Der 3. Hygienic Design Day war wieder eine runde Sache, nicht nur wegen konstruktiv gerundeter Ecken, die sich bekanntlich besser reinigen lassen – oder auch nicht, wie sich dann herausgestellt hat. Doch es ging nicht nur um die Hardware des Designs. Diesmal stand auch die Software im Focus des Interesses der rund 100 Gäste, die am 4. Juli nach Bruchsal zu SEW-Eurodrive kamen, um dieses Branchenevent zu erleben.

„Das Angebot war sehr ergiebig: Die Themen waren gut ausgewählt, interessant, und sie wurden vor allem von hervorragenden Referenten vertreten“, formuliert ein Besucher. „Hier kommt jeder auf seine Kosten, der Anwender, der Maschinenbauer, die OEM und Komponentenpartner aus den verschiedenen Sparten der Automatisierung und Antriebstechnik“, das hat Peter Schäfer, Chefredakteur der [me] und Veranstalter des Hygienic Design Days, bei der Begrüßung der Gäste versprochen. Die Referenten und die Aussteller der angeschlossenen Microfair haben dieses Versprechen eingelöst. Die vielen Leckerbissen aus dem Maschinenbau, die praktischen Beispiele aus der Anwendung sowie die speziell auf Hygienic Design ausgerichteten Systeme und Lösungen, ließen keinen Wunsch offen. Wie Software und Mechatronik beim Hygienic Design zum Zuge kommen, das war der Dreh- und Angelpunkt der Diskussion um den Stand neuer Entwicklungen, die vor allem für Food-Produzenten und Getränkeabfüller das A und O der Produktion und Verpackung sind. „Food Safety first“ wurde fast in jedem Vortrag angesprochen und je nach Schwerpunkt und Betrachtungsweise des Anwenders, des Maschinenbauers oder Komponentenherstellers interpretiert – manchmal recht unterschiedlich. „Ein Haus hat viele Fenster, aus denen man etwas anderes sieht“, beschreibt Schäfer diese Vielfalt.

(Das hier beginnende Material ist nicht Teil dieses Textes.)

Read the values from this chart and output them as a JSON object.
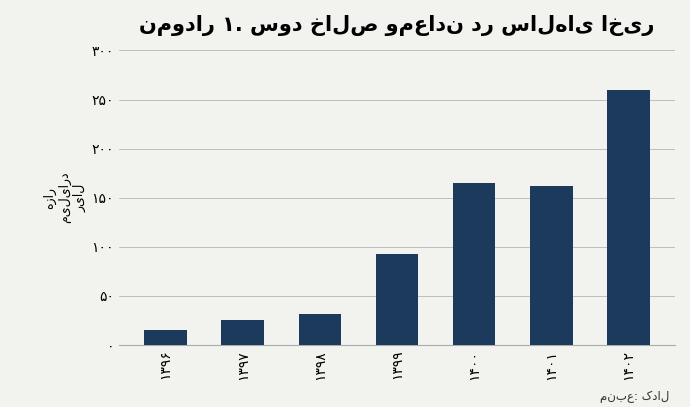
{
  "title": "نمودار ۱. سود خالص ومعادن در سال‌های اخیر",
  "ylabel_lines": [
    "هزار",
    "میلیارد",
    "ریال"
  ],
  "source": "منبع: کدال",
  "categories": [
    "۱۳۹۶",
    "۱۳۹۷",
    "۱۳۹۸",
    "۱۳۹۹",
    "۱۴۰۰",
    "۱۴۰۱",
    "۱۴۰۲"
  ],
  "values": [
    15,
    25,
    32,
    93,
    165,
    162,
    260
  ],
  "bar_color": "#1B3A5C",
  "ylim": [
    0,
    300
  ],
  "yticks": [
    0,
    50,
    100,
    150,
    200,
    250,
    300
  ],
  "ytick_labels": [
    "۰",
    "۵۰",
    "۱۰۰",
    "۱۵۰",
    "۲۰۰",
    "۲۵۰",
    "۳۰۰"
  ],
  "background_color": "#f2f2ee",
  "title_fontsize": 15,
  "tick_fontsize": 10,
  "ylabel_fontsize": 9
}
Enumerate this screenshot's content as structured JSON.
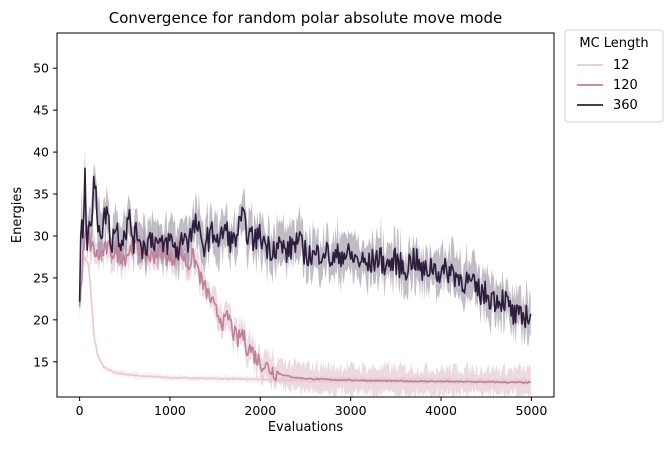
{
  "chart_data": {
    "type": "line",
    "title": "Convergence for random polar absolute move mode",
    "xlabel": "Evaluations",
    "ylabel": "Energies",
    "xlim": [
      -250,
      5250
    ],
    "ylim": [
      10.8,
      54.2
    ],
    "xticks": [
      0,
      1000,
      2000,
      3000,
      4000,
      5000
    ],
    "yticks": [
      15,
      20,
      25,
      30,
      35,
      40,
      45,
      50
    ],
    "grid": false,
    "legend": {
      "title": "MC Length",
      "placement": "outside-top-right"
    },
    "series": [
      {
        "name": "12",
        "color": "#ecc7cb",
        "x": [
          0,
          30,
          60,
          100,
          130,
          160,
          200,
          250,
          300,
          400,
          500,
          700,
          1000,
          1500,
          2000,
          3000,
          4000,
          5000
        ],
        "y": [
          21.5,
          26,
          27.5,
          26.5,
          22.5,
          18,
          15.8,
          14.6,
          14.1,
          13.7,
          13.5,
          13.3,
          13.1,
          13.0,
          12.9,
          12.8,
          12.7,
          12.6
        ]
      },
      {
        "name": "120",
        "color": "#c0809a",
        "x": [
          0,
          40,
          80,
          120,
          200,
          300,
          400,
          500,
          600,
          700,
          800,
          900,
          1000,
          1100,
          1200,
          1250,
          1300,
          1350,
          1400,
          1450,
          1500,
          1550,
          1600,
          1650,
          1700,
          1750,
          1800,
          1850,
          1900,
          1950,
          2000,
          2100,
          2200,
          2300,
          2400,
          2500,
          2700,
          3000,
          3500,
          4000,
          4500,
          5000
        ],
        "y": [
          21.5,
          28,
          31,
          29,
          27.5,
          28.5,
          28,
          27.5,
          29,
          28,
          27.5,
          28.5,
          27,
          28.5,
          26.5,
          27.5,
          26.5,
          24.5,
          23.5,
          22.5,
          21,
          20.5,
          19.5,
          20.5,
          18.5,
          17.5,
          18.5,
          16.8,
          16.5,
          15.5,
          15,
          14.2,
          13.6,
          13.3,
          13.1,
          13.0,
          12.9,
          12.8,
          12.7,
          12.65,
          12.6,
          12.5
        ]
      },
      {
        "name": "360",
        "color": "#2d1e3e",
        "x": [
          0,
          20,
          40,
          60,
          80,
          100,
          130,
          160,
          200,
          250,
          300,
          350,
          400,
          450,
          500,
          550,
          600,
          650,
          700,
          800,
          900,
          1000,
          1100,
          1150,
          1200,
          1300,
          1350,
          1400,
          1500,
          1550,
          1600,
          1700,
          1800,
          1900,
          2000,
          2100,
          2200,
          2300,
          2400,
          2500,
          2600,
          2700,
          2800,
          2900,
          3000,
          3100,
          3200,
          3300,
          3400,
          3500,
          3600,
          3700,
          3800,
          3900,
          4000,
          4100,
          4200,
          4300,
          4400,
          4500,
          4600,
          4700,
          4800,
          4900,
          4950,
          5000
        ],
        "y": [
          21.7,
          32.8,
          30.5,
          36.5,
          29,
          33,
          31,
          36.8,
          32,
          30.5,
          33.5,
          29,
          31.5,
          29.5,
          30.5,
          32,
          29.5,
          30.5,
          28.5,
          30,
          28.5,
          29.5,
          28,
          30.5,
          29.5,
          31.5,
          28.5,
          29.5,
          30.5,
          29,
          31,
          29,
          32,
          29.5,
          30,
          28.5,
          29,
          28,
          29.5,
          28,
          27.5,
          28.5,
          27,
          28,
          27.5,
          27,
          26.5,
          27.5,
          26.5,
          27,
          26,
          27.5,
          25.5,
          26.5,
          25.5,
          26,
          25,
          24.5,
          23.5,
          23,
          22.5,
          22.5,
          20.5,
          20,
          21,
          19.8
        ]
      }
    ]
  }
}
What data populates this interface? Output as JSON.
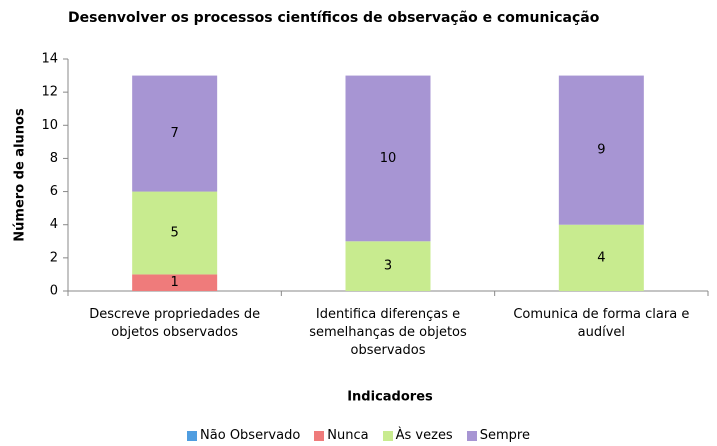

Damit der Bierkrug nicht mehr überschwappt
Der Einstieg mit dem Thema „Software trifft Hygienic Design“ traf deshalb den Nagel auf den Kopf. Christian Hornung von SEW-Eurodrive hat mit seinen Beispielen auf den Punkt gebracht, welche Verbesserungen durch ausgeklügelte Antriebstechnik mit modularen Softwarekits in der Anwendung möglich sind – und das mit vielen lebendigen Beispielen. Wer mehrere Krüge im Biergarten transportiert, muss mit der Gefahr des Überschwappens zurechtkommen – vorausgesetzt der Wirt hat richtig eingeschenkt. In die Hygienic-Anwendung übersetzt heißt das: Wenn Flüssigkeiten mit linearen Bewegungsprofilen im taktenden Betrieb in offenen Behältern transportiert werden, besteht die Gefahr des Überschwappens (Sloshing). Hier schafft Software Abhilfe: „Das Movikit Addon AntiSlosh unterbindet das und erstellt optimale Bewegungsprofile anhand intelligenter Abstimmung auf die physikalischen Eigenschaften der Flüssigkeit. So werden vor allem auch Verschmutzungen verhindert“, erklärt Christian Hornung. Wie smarte Bewegungsprofile auch Roboter für Hygienic Design Anwendungen fit machen, war im Foyer auf der Microfair zu sehen. Dort stellte ein Delta-Roboter mit dem Maxolution-Parallelarm-Kinematik-Kit seine Lizenz zum Hygienic Design unter Beweis. Software kann im Hygienic Design einiges ausrichten, das haben auch die anderen Referate auf dem 3. Hygienic Design Day verdeutlicht.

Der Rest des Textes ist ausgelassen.